Mario Vitale uno dei decani allenatori siciliani rimasti ai box, in seguito alla rinuncia dell’Atletico Licata di partecipare al Campionato di 2^ Categoria.

“Purtroppo tante circostanze, – dichiara lo stesso Mario Vitale – tra cui i pessimi rapporti col Licata calcio , che gestisce il Dino Liotta e il problema del Covid, non hanno permesso all’Atletico Licata di continuare la propria avventura calcistica.

A priori avevo dato la mia disponibilità anche per quest’anno, purtroppo non è stato possibile. Chi mi conosce sa che non sono il tipo di abbassare la testa e dire signorsì o chiedere grazie a nessuno.
Ho avuto già dei contatti con qualche società di promozione dell’ennese, ma per correttezza professionale (essendoci ancora in carica l’allenatore), ho preferito soprassedere.
Grazie a Dio, – contina sempre Vitale – non vivo più di calcio come una volta, oggi sono nelle condizioni di dettare io le direttive. A 65 anni compiuti, la figura di allenatore mi sta un po’ stretta, e la mia ambizione è quella di vestire il ruolo di Direttore Tecnico, oppure quella di Direttore Sportivo, figure più appropriate alla mia lunga esperienza.
Purtroppo, a mio avviso, l’anello debole del calcio di oggi sono proprio i dirigenti.  Sono convinto, infatti, che buona parte degli insuccessi di molte società debbano ascriversi, non tanto all’incompetenza degli allenatori, bensì all’interpretazione ed alla superficialità di molti dirigenti.
Credo che difficilmente il prodotto calcio migliorerà, – ribadisce sempre Vitale – se prima non crescerà la classe dirigente che lo deve guidare. Il rapporto tra l’allenatore ed i dirigenti deve essere chiaro fin dall’inizio.
Un tecnico avveduto deve cercare  di capire immediatamente cosa la società si aspetta da lui. Il tecnico deve valutare bene, prima di accettare l’incarico , se ciò che la Società gli mette a disposizione  ( il parco giocatori ) è adeguato alle attese che la società ha in termini di risultati.
Per sperare di poter partire con il piede giusto è fondamentale che vi sia sinergia tra la società e l’allenatore sulla valutazione del materiale umano a disposizione. Premetto che in questa disamina non tengo minimamente conto della possibilità che il tecnico accetti l’incarico solo ed esclusivamente per denaro, situazione comunque, abbastanza frequente, anche perchè , come si suole dire, anche gli allenatori ” tengono famiglia “.
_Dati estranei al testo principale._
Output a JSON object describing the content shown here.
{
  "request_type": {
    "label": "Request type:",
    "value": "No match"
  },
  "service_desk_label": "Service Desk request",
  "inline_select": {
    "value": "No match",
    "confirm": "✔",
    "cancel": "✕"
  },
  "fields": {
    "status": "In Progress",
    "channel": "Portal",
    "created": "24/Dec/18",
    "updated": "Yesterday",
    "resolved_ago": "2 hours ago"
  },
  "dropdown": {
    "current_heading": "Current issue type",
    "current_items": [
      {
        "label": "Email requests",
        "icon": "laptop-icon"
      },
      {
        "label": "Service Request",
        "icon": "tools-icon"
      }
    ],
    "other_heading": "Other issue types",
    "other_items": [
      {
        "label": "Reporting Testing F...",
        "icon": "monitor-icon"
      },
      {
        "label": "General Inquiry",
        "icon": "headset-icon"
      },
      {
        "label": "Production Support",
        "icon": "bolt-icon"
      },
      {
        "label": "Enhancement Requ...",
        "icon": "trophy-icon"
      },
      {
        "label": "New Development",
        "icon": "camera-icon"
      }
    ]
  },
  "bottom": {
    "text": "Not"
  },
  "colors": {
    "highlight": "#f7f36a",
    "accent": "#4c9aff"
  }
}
Purtroppo oggi stiamo assistendo al fenomeno di tanti giovani allenatori, – si appresta a concludere Vitale – che pur di mettersi in evidenza, accettano la conduzione ,gratis e la cosa ancora più grave , quella di essere portatori di sponsor.
Questo , non ha fatto altro che indebolire notevolmente la figura del tecnico esperto , che giustamente vuole essere corrisposto il giusto per quello che vale. In un periodo di crisi, come quello che stiamo attraversando, a molti Presidenti fa comodo l’entrata di soldi, non previsti.
Loro rimangono sempre al loro posto, – conclude il tecnico Mario Vitale – coi soldi degli sponsor conducono a termine il campionato, incuranti della qualità tecnica. ormai il calcio viaggia su questi binari, i binari della morte del calcio”.